Nordbruchs besonderes Augenmerk gilt bei alledem Deutschland, das er nicht nur als geographische, sondern als metaphysische Größe versteht – ebenso wie dies Deutschlands erbitterte Feinde erkannt haben. Es ist der gewaltige Kampf zwischen dem Konstruktiven und der Minusseele. Um die verheerenden Pläne zur Errichtung der Einen Welt in die Tat umzusetzen, galt es seit jeher, den Gegenpol dieser Einheitswelt auszuschalten: die deutsche Volksseele zu vernichten. Dieses Ziel wurde vor allem nach dem Zweiten Weltkrieg ebenso professionell wie erfolgreich verfolgt. Tatsächlich ist die »Holocaustisierung« des bundesdeutschen Gesellschaftslebens inzwischen immer und überall gegenwärtig. Sie ist in der gesamten Haltung der Menschen und im gesamten Aufbau des gesellschaftlichen Lebens offenbar. Schuldig auf ewig – diese Losung, von den einen fortwährend propagiert, ist von den anderen bereitwillig absorbiert worden. Dieser Katechismus verfolgt hierzulande die Menschen von der Wiege bis in den Sarg.

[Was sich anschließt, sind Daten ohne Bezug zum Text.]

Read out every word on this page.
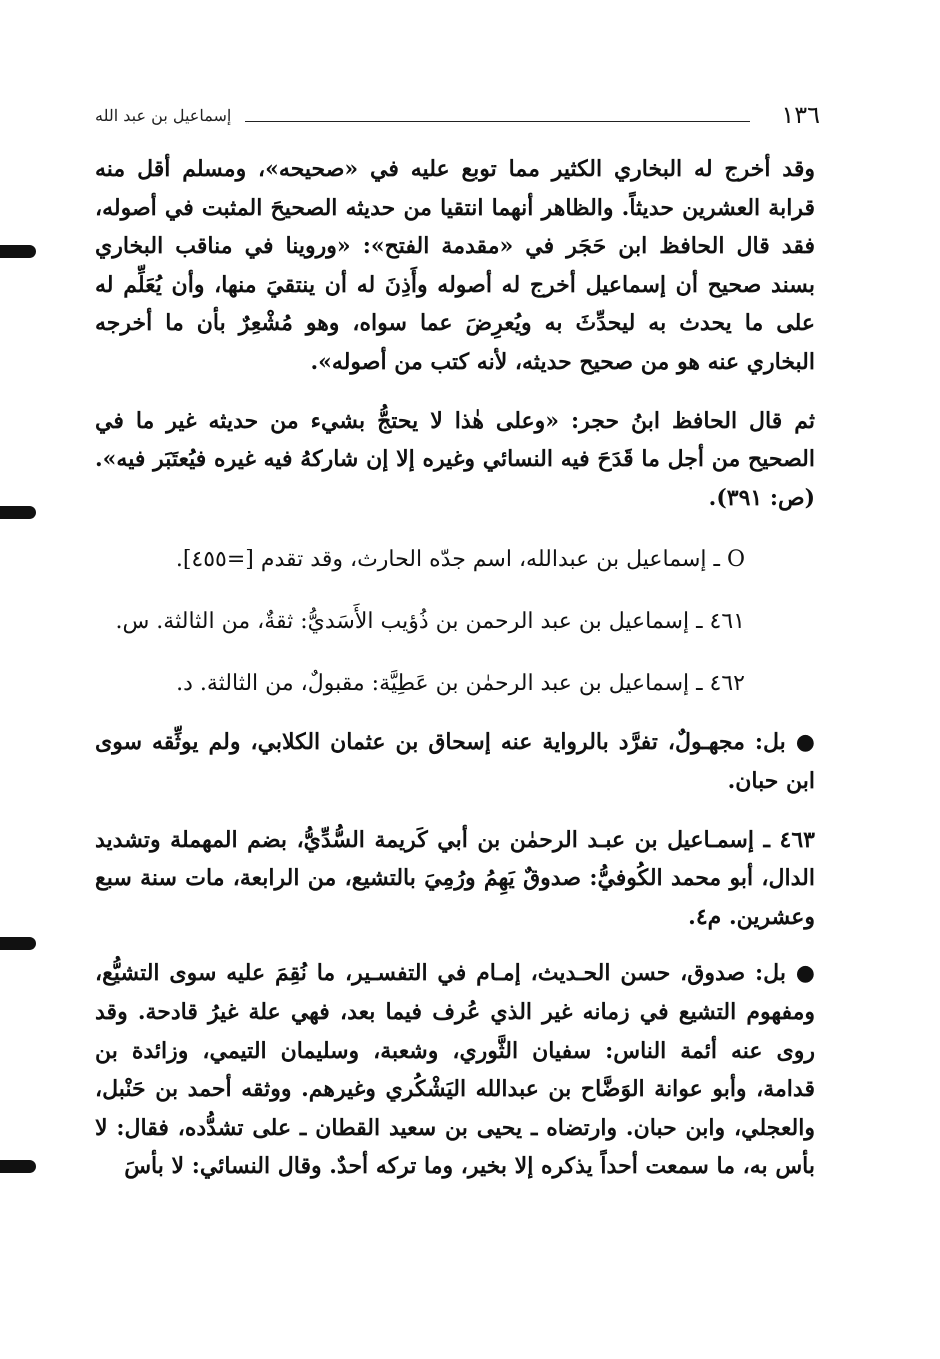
١٣٦
إسماعيل بن عبد الله

وقد أخرج له البخاري الكثير مما توبع عليه في «صحيحه»، ومسلم أقل منه قرابة العشرين حديثاً. والظاهر أنهما انتقيا من حديثه الصحيحَ المثبت في أصوله، فقد قال الحافظ ابن حَجَر في «مقدمة الفتح»: «وروينا في مناقب البخاري بسند صحيح أن إسماعيل أخرج له أصوله وأَذِنَ له أن ينتقيَ منها، وأن يُعَلِّم له على ما يحدث به ليحدِّثَ به ويُعرِضَ عما سواه، وهو مُشْعِرٌ بأن ما أخرجه البخاري عنه هو من صحيح حديثه، لأنه كتب من أصوله».

ثم قال الحافظ ابنُ حجر: «وعلى هٰذا لا يحتجُّ بشيء من حديثه غير ما في الصحيح من أجل ما قَدَحَ فيه النسائي وغيره إلا إن شاركهُ فيه غيره فيُعتَبَر فيه». (ص: ٣٩١).

O ـ إسماعيل بن عبدالله، اسم جدّه الحارث، وقد تقدم [=٤٥٥].

٤٦١ ـ إسماعيل بن عبد الرحمن بن ذُؤيب الأَسَديُّ: ثقةٌ، من الثالثة. س.

٤٦٢ ـ إسماعيل بن عبد الرحمٰن بن عَطِيَّة: مقبولٌ، من الثالثة. د.

● بل: مجهـولٌ، تفرَّد بالرواية عنه إسحاق بن عثمان الكلابي، ولم يوثِّقه سوى ابن حبان.

٤٦٣ ـ إسمـاعيل بن عبـد الرحمٰن بن أبي كَريمة السُّدِّيُّ، بضم المهملة وتشديد الدال، أبو محمد الكُوفيُّ: صدوقٌ يَهِمُ ورُمِيَ بالتشيع، من الرابعة، مات سنة سبع وعشرين. م٤.

● بل: صدوق، حسن الحـديث، إمـام في التفسـير، ما نُقِمَ عليه سوى التشيُّع، ومفهوم التشيع في زمانه غير الذي عُرف فيما بعد، فهي علة غيرُ قادحة. وقد روى عنه أئمة الناس: سفيان الثَّوري، وشعبة، وسليمان التيمي، وزائدة بن قدامة، وأبو عوانة الوَضَّاح بن عبدالله اليَشْكُري وغيرهم. ووثقه أحمد بن حَنْبل، والعجلي، وابن حبان. وارتضاه ـ يحيى بن سعيد القطان ـ على تشدُّده، فقال: لا بأس به، ما سمعت أحداً يذكره إلا بخير، وما تركه أحدٌ. وقال النسائي: لا بأسَ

Der Glaube des deutschen Volkes an sich selbst, seine ihm zugrunde liegende spezifische Schaffenskraft ist zerbrochen und mit ihm der Glaube an die Zukunft, der Glaube an das Leben als Volk. Zerfallen ist die deutsche Volksseele, die seit Bestehen unseres Volkes Charakter und immer wieder entscheidende Antriebskraft war. Die ehemals bestehende Volksgemeinschaft ist zerstört – und hier weist Nordbruch darauf hin, daß mit diesem Begriff keineswegs das soziale Zusammenleben der Deutschen im Dritten Reich gemeint ist, sondern der bereits vor 1933 alle Deutschen umfassende nationale Grundkonsens, den sie unabhängig von ihrer politischen Überzeugung gemein hatten: eine selbstverständliche und sie einende Vaterlandsliebe und ein ebenso selbstverständliches Ehrverständnis und Pflichtbewußtsein.